Learning-Based One-Bit Maximum Likelihood Detection for Massive MIMO Systems with Dithering-Aided Adaptive Approach

Proposing a learning-based detection framework for uplink massive MIMO systems with one-bit ADCs, utilizing dithering to overcome under-trained likelihood functions.

The paper introduces a learning-based approach for one-bit maximum likelihood detection in massive MIMO systems. It addresses the challenges of under-trained likelihood functions by incorporating dithering signals and adaptive learning techniques. The content is structured into sections covering system models, naive detection methods, adaptive statistical learning without CSI, and extension to channel coding. Simulation results validate the proposed methods' performance in uncoded and coded scenarios. System Model: Massive MIMO systems with one-bit ADCs. Channel estimation challenges addressed through learning-based approaches. Naive Detection: Counting-based method for estimating likelihood probabilities. Under-trained likelihood functions identified as a critical issue at high SNR. Adaptive Statistical Learning: Dither-and-learning technique introduced to prevent under-trained likelihood functions. Adaptive dithering power update based on feedback from observations. Extension to Channel Coding: Introduction of frame structure for channel-coded communication frameworks. Calculation of soft metrics using trained likelihood probabilities for LLR computation in decoding process.

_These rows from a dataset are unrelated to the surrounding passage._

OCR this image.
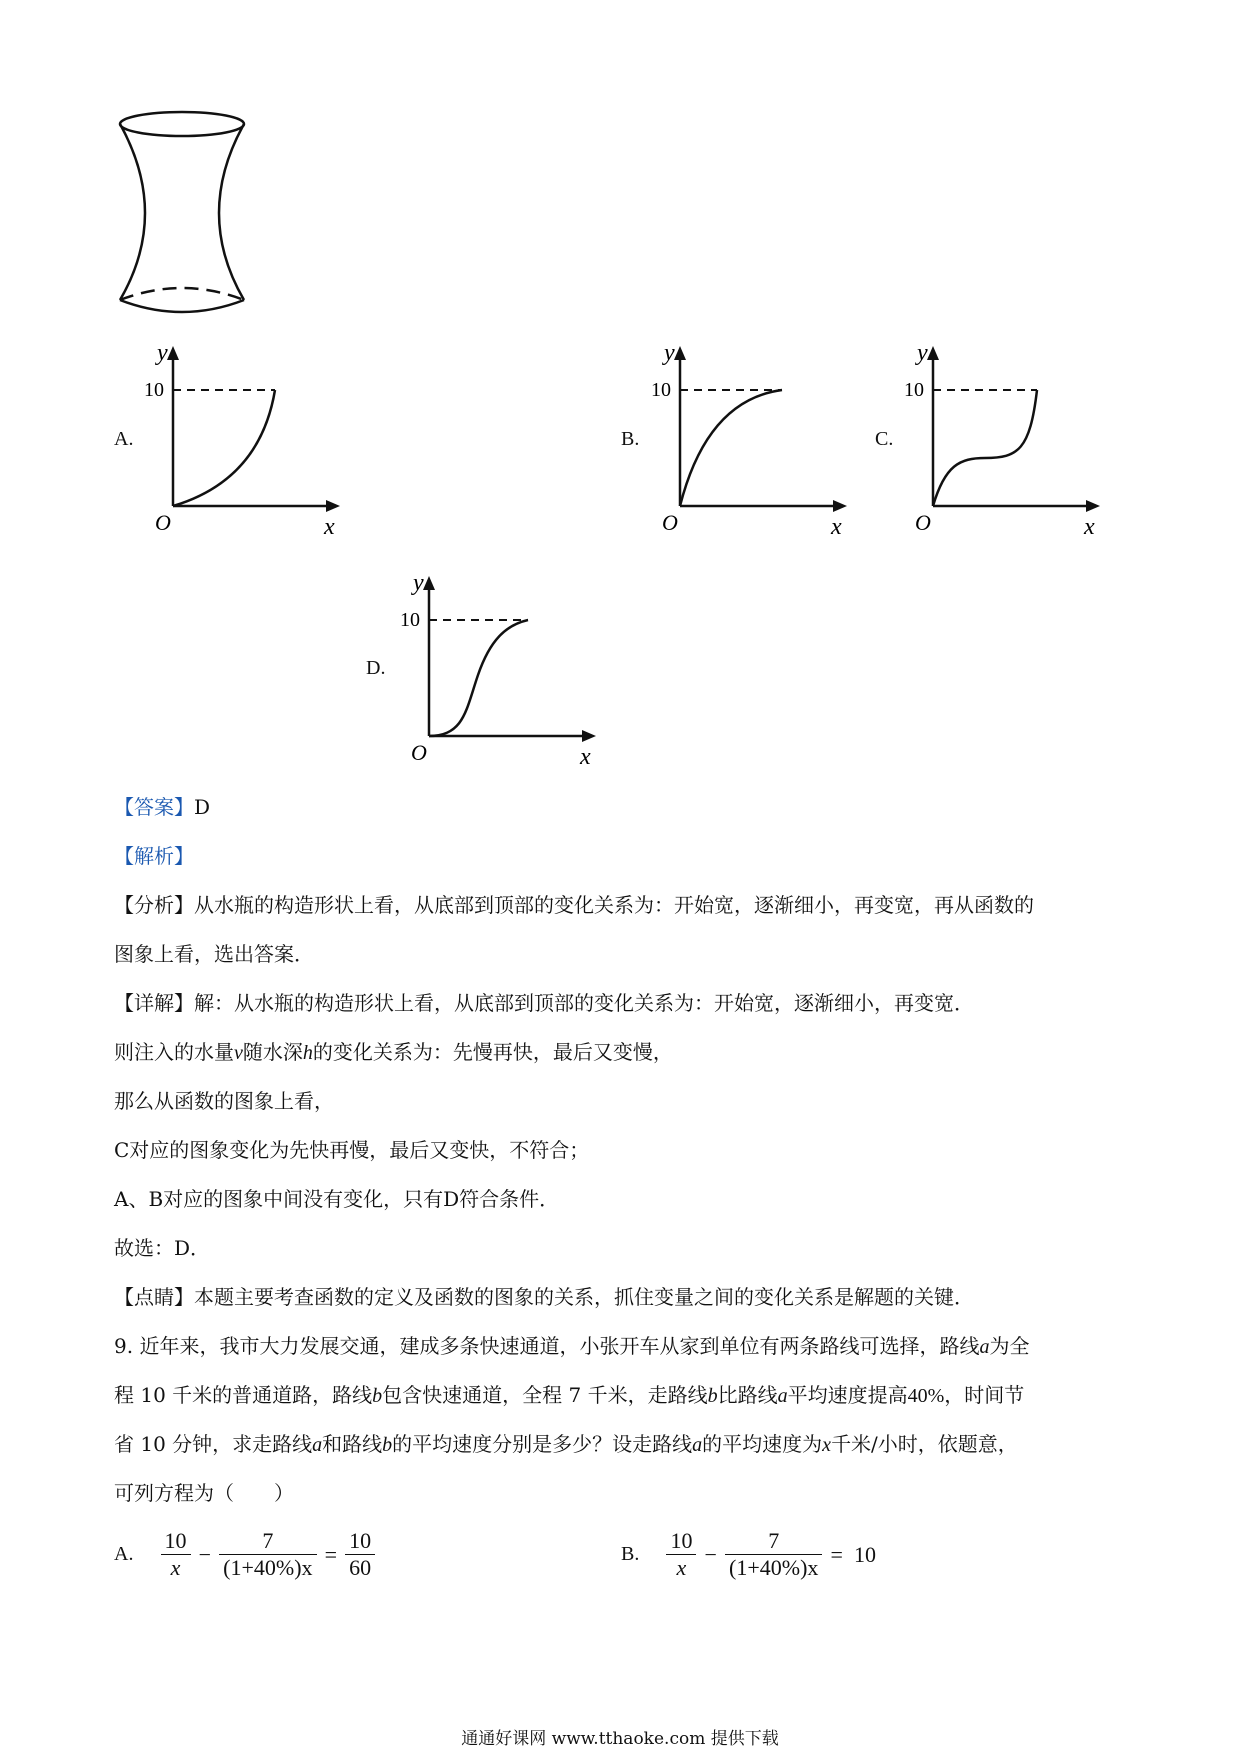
y
10
O	x
A.
y
10
O	x
B.
y
10
O	x
C.
y
10
O	x
D.
【答案】D
【解析】
【分析】从水瓶的构造形状上看，从底部到顶部的变化关系为：开始宽，逐渐细小，再变宽，再从函数的
图象上看，选出答案．
【详解】解：从水瓶的构造形状上看，从底部到顶部的变化关系为：开始宽，逐渐细小，再变宽．
则注入的水量v随水深h的变化关系为：先慢再快，最后又变慢，
那么从函数的图象上看，
C对应的图象变化为先快再慢，最后又变快，不符合；
A、B对应的图象中间没有变化，只有D符合条件．
故选：D．
【点睛】本题主要考查函数的定义及函数的图象的关系，抓住变量之间的变化关系是解题的关键．
9. 近年来，我市大力发展交通，建成多条快速通道，小张开车从家到单位有两条路线可选择，路线a为全
程 10 千米的普通道路，路线b包含快速通道，全程 7 千米，走路线b比路线a平均速度提高40%，时间节
省 10 分钟，求走路线a和路线b的平均速度分别是多少？设走路线a的平均速度为x千米/小时，依题意，
可列方程为（　　）
A. $\frac{10}{x} - \frac{7}{(1+40\%)x} = \frac{10}{60}$	B. $\frac{10}{x} - \frac{7}{(1+40\%)x} = 10$
通通好课网 www.tthaoke.com 提供下载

The proposed method aims to address the challenges of under-trained likelihood functions by incorporating dithering signals and adaptive learning techniques. The number of under-trained likelihood functions among 2Nr likelihood functions is evaluated for Nu = 4 users, 4-QAM, Nr = 32 antennas, and Ntr = 45 pilot signals with Rayleigh channels. The proposed adaptive dither-and-learning (ADL) method divides the training period into Ns ∈{1, 3, 5} sub-blocks for feedback-driven updates of dithering power.